Sen. Louis Luchini, D-Ellsworth, is pictured at the Maine State House on May 21, 2015. Credit: Troy R. Bennett / BDN

AUGUSTA, Maine — The Hancock County state senator who has long been a key dealmaker on gambling and voting issues resigned his seat on Tuesday to take a regional post with the federal Small Business Administration.

Sen. Louis Luchini, D-Ellsworth, was in his second term as a state senator and previously served four terms in the Maine House of Representatives. His resignation is effective immediately as he took a role within the federal agency’s advocacy office. He will be serving as a small business advocate in Region 1, which covers the New England area.

His exit early in the 2022 legislative session will lead to a strange situation with a special election likely to be called in the spring to fill the seat ahead of the November election when it and all other seats will be up for election again. A Democratic state representative immediately announced plans to run for the battleground district.

Luchini is a moderate Democrat who easily won two Senate elections. A former All-American distance runner at Stanford University running out of Republican-leaning Ellsworth, he was a key dealmaker on issues facing the wide-ranging legislative committee that handles voting, gambling and liquor laws, among other things.

“Serving the people of Hancock County — the community where I grew up — over the past 12 years has been the honor of a lifetime,” Luchini said, thanking U.S. Rep. Jared Golden of Maine’s 2nd District for advocating for him to take the post.

During the pandemic, he pushed for businesses to be able to sell cocktails to-go, a provision that may become permanent under a bill he introduced this year.

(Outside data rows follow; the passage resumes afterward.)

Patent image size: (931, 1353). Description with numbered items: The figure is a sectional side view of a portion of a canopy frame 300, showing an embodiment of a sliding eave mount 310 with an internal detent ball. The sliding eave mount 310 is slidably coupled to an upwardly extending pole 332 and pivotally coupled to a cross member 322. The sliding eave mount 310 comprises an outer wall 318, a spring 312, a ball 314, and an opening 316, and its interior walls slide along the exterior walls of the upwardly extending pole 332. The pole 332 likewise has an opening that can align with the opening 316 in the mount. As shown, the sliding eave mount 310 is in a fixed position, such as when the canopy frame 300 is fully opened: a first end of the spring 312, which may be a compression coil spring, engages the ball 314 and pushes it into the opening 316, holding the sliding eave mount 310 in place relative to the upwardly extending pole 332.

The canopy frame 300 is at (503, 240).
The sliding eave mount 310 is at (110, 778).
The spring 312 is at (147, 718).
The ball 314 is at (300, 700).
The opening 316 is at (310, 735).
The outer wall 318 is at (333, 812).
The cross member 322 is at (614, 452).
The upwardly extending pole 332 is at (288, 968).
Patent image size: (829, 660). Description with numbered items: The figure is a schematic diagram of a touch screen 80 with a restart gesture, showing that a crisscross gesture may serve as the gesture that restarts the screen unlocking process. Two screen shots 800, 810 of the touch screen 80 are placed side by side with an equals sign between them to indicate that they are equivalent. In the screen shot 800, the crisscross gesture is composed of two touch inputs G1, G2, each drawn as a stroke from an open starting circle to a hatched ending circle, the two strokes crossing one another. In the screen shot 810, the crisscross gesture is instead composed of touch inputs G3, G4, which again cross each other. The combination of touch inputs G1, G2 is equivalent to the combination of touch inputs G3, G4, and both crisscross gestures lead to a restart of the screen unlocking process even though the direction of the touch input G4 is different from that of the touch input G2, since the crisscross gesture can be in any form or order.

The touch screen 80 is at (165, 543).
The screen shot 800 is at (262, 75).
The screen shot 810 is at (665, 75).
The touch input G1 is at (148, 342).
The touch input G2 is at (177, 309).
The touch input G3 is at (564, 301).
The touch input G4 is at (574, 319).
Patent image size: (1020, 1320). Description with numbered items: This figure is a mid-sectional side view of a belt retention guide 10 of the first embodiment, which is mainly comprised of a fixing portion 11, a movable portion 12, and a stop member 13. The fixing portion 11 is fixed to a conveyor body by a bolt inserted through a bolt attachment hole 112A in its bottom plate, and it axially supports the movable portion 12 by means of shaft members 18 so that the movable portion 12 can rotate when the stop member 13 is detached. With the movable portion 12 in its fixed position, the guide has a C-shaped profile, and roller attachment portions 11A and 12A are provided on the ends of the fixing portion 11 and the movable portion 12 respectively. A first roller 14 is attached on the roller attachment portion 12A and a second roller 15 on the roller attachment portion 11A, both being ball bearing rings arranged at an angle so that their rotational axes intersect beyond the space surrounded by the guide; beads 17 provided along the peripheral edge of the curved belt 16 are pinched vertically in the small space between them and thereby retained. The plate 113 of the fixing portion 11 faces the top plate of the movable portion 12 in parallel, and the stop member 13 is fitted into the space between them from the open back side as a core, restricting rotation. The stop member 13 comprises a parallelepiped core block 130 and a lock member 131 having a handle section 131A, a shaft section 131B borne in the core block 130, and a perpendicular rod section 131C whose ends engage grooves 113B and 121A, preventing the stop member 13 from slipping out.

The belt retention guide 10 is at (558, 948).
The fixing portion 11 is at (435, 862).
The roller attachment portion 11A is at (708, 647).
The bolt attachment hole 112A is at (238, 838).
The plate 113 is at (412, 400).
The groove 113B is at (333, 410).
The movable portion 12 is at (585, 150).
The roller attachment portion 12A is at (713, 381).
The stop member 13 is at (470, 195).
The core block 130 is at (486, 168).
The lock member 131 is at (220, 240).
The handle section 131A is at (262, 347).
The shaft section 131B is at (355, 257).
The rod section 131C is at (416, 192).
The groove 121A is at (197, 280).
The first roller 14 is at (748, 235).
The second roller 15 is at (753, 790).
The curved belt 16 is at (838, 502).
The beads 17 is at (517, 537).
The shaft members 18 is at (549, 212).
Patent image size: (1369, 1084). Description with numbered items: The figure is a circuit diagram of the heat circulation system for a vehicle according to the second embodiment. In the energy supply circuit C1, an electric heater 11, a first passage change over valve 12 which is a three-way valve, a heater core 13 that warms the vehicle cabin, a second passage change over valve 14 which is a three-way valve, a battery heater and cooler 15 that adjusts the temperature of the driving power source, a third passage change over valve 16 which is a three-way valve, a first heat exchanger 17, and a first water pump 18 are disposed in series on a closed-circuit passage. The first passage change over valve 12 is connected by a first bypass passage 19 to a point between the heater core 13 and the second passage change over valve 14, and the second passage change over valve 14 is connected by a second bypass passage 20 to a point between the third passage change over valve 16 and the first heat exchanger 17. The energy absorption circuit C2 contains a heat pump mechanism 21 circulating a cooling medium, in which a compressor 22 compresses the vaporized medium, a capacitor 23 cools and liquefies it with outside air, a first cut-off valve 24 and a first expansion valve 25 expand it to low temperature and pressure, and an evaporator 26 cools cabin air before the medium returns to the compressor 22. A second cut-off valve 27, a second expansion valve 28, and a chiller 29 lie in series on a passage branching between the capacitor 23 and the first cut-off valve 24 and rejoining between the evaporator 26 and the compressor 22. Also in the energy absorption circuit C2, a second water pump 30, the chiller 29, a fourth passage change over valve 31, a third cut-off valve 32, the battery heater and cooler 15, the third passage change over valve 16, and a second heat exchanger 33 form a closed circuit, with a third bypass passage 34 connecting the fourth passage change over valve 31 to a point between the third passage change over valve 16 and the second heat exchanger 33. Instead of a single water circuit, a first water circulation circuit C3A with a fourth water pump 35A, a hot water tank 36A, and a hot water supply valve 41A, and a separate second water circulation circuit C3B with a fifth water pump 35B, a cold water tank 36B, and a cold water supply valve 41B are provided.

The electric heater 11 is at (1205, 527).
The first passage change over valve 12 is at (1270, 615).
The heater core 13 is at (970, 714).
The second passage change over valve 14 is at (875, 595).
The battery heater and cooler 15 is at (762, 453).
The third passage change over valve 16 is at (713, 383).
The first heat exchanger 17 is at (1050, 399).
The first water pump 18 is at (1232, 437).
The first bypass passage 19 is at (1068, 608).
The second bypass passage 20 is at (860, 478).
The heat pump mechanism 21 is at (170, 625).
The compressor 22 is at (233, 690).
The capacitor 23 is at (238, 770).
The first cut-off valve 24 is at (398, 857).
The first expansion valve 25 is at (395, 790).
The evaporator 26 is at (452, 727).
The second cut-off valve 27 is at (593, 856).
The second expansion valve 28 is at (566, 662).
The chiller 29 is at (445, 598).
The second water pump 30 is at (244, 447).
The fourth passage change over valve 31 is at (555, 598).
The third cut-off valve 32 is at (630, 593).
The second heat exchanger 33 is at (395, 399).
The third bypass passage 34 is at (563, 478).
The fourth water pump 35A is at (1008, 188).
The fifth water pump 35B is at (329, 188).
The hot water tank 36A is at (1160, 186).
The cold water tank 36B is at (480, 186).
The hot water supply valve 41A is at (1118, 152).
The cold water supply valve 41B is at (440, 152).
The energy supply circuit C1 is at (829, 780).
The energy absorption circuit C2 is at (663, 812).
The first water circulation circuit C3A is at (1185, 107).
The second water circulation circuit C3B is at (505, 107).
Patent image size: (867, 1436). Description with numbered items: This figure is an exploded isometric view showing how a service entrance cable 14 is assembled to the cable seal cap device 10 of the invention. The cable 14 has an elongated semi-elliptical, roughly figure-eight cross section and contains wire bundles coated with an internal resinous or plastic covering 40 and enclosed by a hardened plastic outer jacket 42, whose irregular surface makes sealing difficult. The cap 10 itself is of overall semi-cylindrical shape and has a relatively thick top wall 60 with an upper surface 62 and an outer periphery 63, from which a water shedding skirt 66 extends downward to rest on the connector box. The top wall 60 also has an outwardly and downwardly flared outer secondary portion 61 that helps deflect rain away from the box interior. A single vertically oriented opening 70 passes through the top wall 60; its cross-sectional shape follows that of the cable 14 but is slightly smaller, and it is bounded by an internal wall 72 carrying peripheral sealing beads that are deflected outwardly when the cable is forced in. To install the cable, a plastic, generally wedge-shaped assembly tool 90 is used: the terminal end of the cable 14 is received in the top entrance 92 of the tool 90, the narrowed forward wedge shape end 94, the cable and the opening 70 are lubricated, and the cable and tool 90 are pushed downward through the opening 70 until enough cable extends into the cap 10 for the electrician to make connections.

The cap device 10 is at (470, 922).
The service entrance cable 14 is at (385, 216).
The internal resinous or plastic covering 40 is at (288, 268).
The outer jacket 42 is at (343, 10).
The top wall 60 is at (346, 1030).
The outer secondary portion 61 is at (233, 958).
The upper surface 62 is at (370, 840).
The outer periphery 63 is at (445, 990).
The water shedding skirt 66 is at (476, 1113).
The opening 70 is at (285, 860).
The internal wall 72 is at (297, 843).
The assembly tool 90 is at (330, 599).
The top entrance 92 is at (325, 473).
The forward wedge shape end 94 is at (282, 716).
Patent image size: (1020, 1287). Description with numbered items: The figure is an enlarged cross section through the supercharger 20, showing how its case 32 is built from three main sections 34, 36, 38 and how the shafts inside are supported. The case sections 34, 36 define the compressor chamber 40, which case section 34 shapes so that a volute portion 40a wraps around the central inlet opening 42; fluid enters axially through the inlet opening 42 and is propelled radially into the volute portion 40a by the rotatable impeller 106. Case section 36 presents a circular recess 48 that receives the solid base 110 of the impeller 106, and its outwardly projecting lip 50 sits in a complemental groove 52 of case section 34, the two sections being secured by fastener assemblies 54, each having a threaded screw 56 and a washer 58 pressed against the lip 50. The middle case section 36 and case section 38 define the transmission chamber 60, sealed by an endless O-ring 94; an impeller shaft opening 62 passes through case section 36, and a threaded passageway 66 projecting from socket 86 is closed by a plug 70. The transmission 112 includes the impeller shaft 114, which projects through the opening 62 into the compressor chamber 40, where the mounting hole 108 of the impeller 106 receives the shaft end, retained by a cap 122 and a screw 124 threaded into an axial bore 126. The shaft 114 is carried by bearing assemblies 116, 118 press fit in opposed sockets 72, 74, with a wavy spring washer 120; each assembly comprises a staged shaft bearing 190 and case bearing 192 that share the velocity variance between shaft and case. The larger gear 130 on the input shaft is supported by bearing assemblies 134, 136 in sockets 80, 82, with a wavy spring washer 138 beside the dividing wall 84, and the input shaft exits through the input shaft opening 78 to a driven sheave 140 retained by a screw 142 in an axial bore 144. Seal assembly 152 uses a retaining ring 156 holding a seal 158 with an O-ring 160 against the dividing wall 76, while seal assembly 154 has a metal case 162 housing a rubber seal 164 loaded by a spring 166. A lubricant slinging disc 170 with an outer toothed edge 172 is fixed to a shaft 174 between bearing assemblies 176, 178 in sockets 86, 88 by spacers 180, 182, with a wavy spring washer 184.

He has been an advocate for introducing sports betting to Maine, an effort that Gov. Janet Mills vetoed in 2020.

A different version of that measure initially passed both chambers last year, but Luchini opposed that version of the bill because he disliked an amendment that required digital betting to be tied to physical casinos. It is still awaiting final action from the Legislature.

Interest in the seat is already apparent, with Rep. Genevieve McDonald, D-Stonington, announcing her intention to run for the seat on Tuesday. State law requires the governor to call a special election if a Maine Senate vacancy occurs. The last similar example was a late March special election for a Biddeford-area seat in 2016.

Republicans will see an opportunity to win one or both of those elections as well. Their top recruit is likely former Sen. Brian Langley, R-Ellsworth, who hit his four-term limit the year Luchini won the seat and lost to the Democrat in the 2020 election.

BDN writer Michael Shepherd contributed to this report.